16 de Outubro de 2008 / às 14:43 / em 9 anos

Crise ampliará desigualdade na distribuição de renda, diz OIT

Por Jonathan Lynn

GENEBRA, 16 de outubro (Reuters) - A crise financeira ampliará ainda mais as desigualdades de distribuição de renda que aumentaram excessivamente no período de crescimento econômico, afirmou na quinta-feira a Organização Internacional do Trabalho (OIT).

Um relatório da OIT mostra que, na maior parte dos países, nos últimos anos, a renda dos mais ricos aumentou quando comparada com os integrantes da classe média e da classe baixa. Ao mesmo tempo, a fatia da economia representada pelos salários diminuiu.

Além disso, a redução dos salários atingiu os trabalhadores de forma desigual, afirmou o relatório da OIT, uma agência da Organização das Nações Unidas (ONU) que reúne governos, empregadores e empregados com o objetivo de promover salários justos.

Nos EUA, o dinheiro recebido pelos altos executivos das 15 maiores empresas norte-americanas aumentou 520 vezes, em média, em 2007, contra 360 vezes em 2003, por exemplo. Padrões semelhantes surgiram em outros países, da Austrália à África do Sul.

“A principal descoberta do relatório é de que as desigualdades na distribuição de renda aumentaram excessivamente e devem crescer ainda mais como resultado da crise financeira”, afirmou em uma entrevista coletiva Raymond Torres, diretor do instituto da OIT responsável pelo relatório.

No curto prazo, a crise diminuirá a desigualdade na distribuição de renda ao derrubar o valor das ações e reduzir ou eliminar os bônus e mesmo vagas de trabalho no setor financeiro.

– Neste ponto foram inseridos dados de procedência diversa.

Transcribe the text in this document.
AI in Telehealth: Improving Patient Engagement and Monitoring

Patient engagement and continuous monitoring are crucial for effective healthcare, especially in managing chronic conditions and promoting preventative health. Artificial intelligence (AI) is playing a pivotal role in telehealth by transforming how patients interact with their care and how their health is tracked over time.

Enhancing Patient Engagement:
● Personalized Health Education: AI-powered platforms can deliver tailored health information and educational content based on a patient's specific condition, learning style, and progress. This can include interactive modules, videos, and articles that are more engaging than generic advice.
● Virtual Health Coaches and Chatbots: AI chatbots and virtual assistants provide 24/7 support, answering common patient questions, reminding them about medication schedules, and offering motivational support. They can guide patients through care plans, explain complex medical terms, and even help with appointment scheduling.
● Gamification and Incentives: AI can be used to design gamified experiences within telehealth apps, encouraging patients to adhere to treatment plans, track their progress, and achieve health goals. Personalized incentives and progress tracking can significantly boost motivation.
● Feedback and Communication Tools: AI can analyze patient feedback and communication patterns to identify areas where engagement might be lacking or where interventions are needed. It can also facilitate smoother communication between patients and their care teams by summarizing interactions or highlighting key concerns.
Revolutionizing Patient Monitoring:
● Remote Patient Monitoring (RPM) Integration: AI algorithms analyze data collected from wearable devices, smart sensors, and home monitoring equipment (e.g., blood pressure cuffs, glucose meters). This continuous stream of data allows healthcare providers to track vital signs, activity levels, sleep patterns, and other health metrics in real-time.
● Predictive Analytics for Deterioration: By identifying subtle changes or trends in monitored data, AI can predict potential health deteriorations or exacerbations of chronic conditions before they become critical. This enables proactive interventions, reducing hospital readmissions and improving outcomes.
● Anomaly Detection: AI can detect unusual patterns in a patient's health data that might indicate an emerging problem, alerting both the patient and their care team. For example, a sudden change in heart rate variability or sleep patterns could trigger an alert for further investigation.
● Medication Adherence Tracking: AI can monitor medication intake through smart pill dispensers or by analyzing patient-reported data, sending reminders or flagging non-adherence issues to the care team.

No longo prazo, porém, a experiência mostra que o impacto econômico de uma crise financeira atingirá os grupos vulneráveis de forma desigual porque os que possuem empregos qualificados encontram trabalho mais facilmente, ao passo que os países pobres correm o risco de ver a ajuda ao desenvolvimento ser cortada, afirmou Torres.

Segundo Torres, medir a desigualdade na distribuição de renda é algo útil e pode estimular o crescimento econômico ao premiar os esforços para prover trabalho, inovar as condições do mercado empregatício e formar trabalhadores, fatores esses que são fonte de prosperidade.

No entanto, uma desigualdade muito marcada enfraquece o motor do crescimento econômico --a demanda interna-- bem como mina a sociedade ao alimentar a instabilidade e a criminalidade, disse.

“O apoio político para medidas de incentivo ao crescimento como o comércio e o investimento externo direto que é importante para o crescimento econômico pode enfraquecer-se se a classe média e os grupos de baixa renda acreditarem que não estão obtendo os benefícios do crescimento produzido por essas mesmas medidas”, acrescentou Torres.